Photo by Ken Levinson

Students enrolled in the master’s program in elections and campaign management (ECM) at Fordham and members of the College Republicans, which sponsored the event with the Young America’s Foundation, rubbed elbows with Rove at a reception before his talk.

“It’s fitting that Mr. Rove is here to speak to College Republicans, because he served as a College Republican in the 1970s [at the University of Utah],” said Costas Panagopoulos, Ph.D., assistant professor of political science and director of the Center for Electoral Politics and Democracy and the ECM program. “His insight about politics has been prescient and poignant.”
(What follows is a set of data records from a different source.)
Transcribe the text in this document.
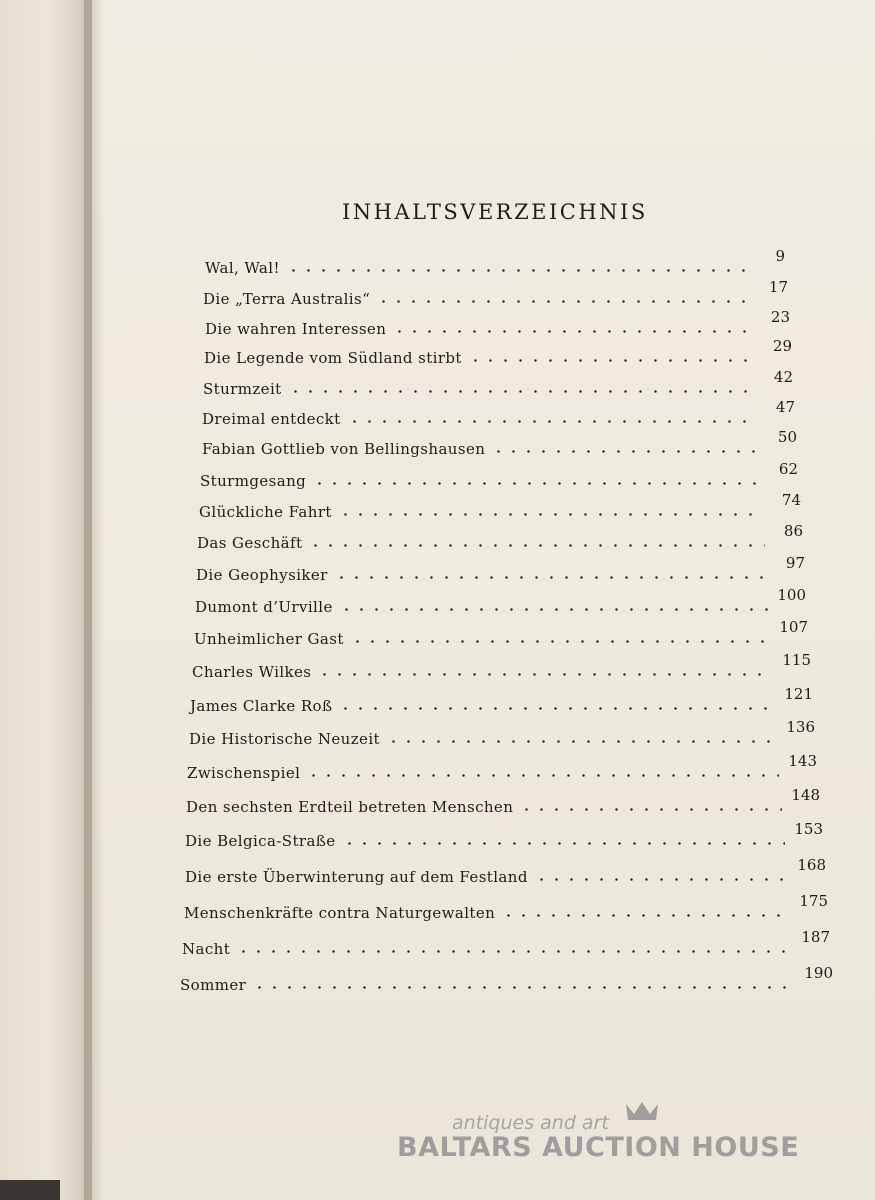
INHALTSVERZEICHNIS
Wal, Wal!
9
Die „Terra Australis“
17
Die wahren Interessen
23
Die Legende vom Südland stirbt
29
Sturmzeit
42
Dreimal entdeckt
47
Fabian Gottlieb von Bellingshausen
50
Sturmgesang
62
Glückliche Fahrt
74
Das Geschäft
86
Die Geophysiker
97
Dumont d’Urville
100
Unheimlicher Gast
107
Charles Wilkes
115
James Clarke Roß
121
Die Historische Neuzeit
136
Zwischenspiel
143
Den sechsten Erdteil betreten Menschen
148
Die Belgica-Straße
153
Die erste Überwinterung auf dem Festland
168
Menschenkräfte contra Naturgewalten
175
Nacht
187
Sommer
190
antiques and art
BALTARS AUCTION HOUSE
Rove, who kept students giggling throughout his presentation, said he participated in a master’s program at the Hinckley Institute of Practical Politics at the University of Texas that was similar to the ECM at Fordham.

“It led me to my first paid job in politics at the age of 19, and the rest is history,” Rove said. “Along the way, I picked up a couple of pieces of advice. Had a friend in College Republicans who said, ‘If you want to be successful in politics, you have to be able to say no.’ This is either because you’re being asked to work for somebody you don’t want to work for, or you’re being asked to do something you don’t want to do, or most important of all, you’re being asked to comment on something where the most important answer—in your interest—would be yes, but the right answer would be no.”

When asked about the Tea Party, Rove said people often focus on the wrong thing.

“[The Tea Party] is concerned about assets, debt, spending and healthcare,” he said. “These sentiments are vital because it drove independents to vote Republican. The Republican Party better be responsive to the sentiment—not to the movement—and give practical common sense solutions. If not, they’ll lose.”

Rove said he does not claim to be an expert on how the Republicans can win in 2012. But he told the audience the next president must have a clear vision for the country to remain prosperous and vibrant through the 21st century.

“You don’t go to [the White House]to find out who you are,” he said. “You better have clarity on what you want to achieve.

“And you better be willing to compromise,” he said, referring to President Bill Clinton’s welfare reform in 1996 and Bush’s 2001 tax cut bill. “Why did these pass? Because of compromise. This can’t be outsourced to other members of the White House staff or congressional leadership. There has to be personal engagement.”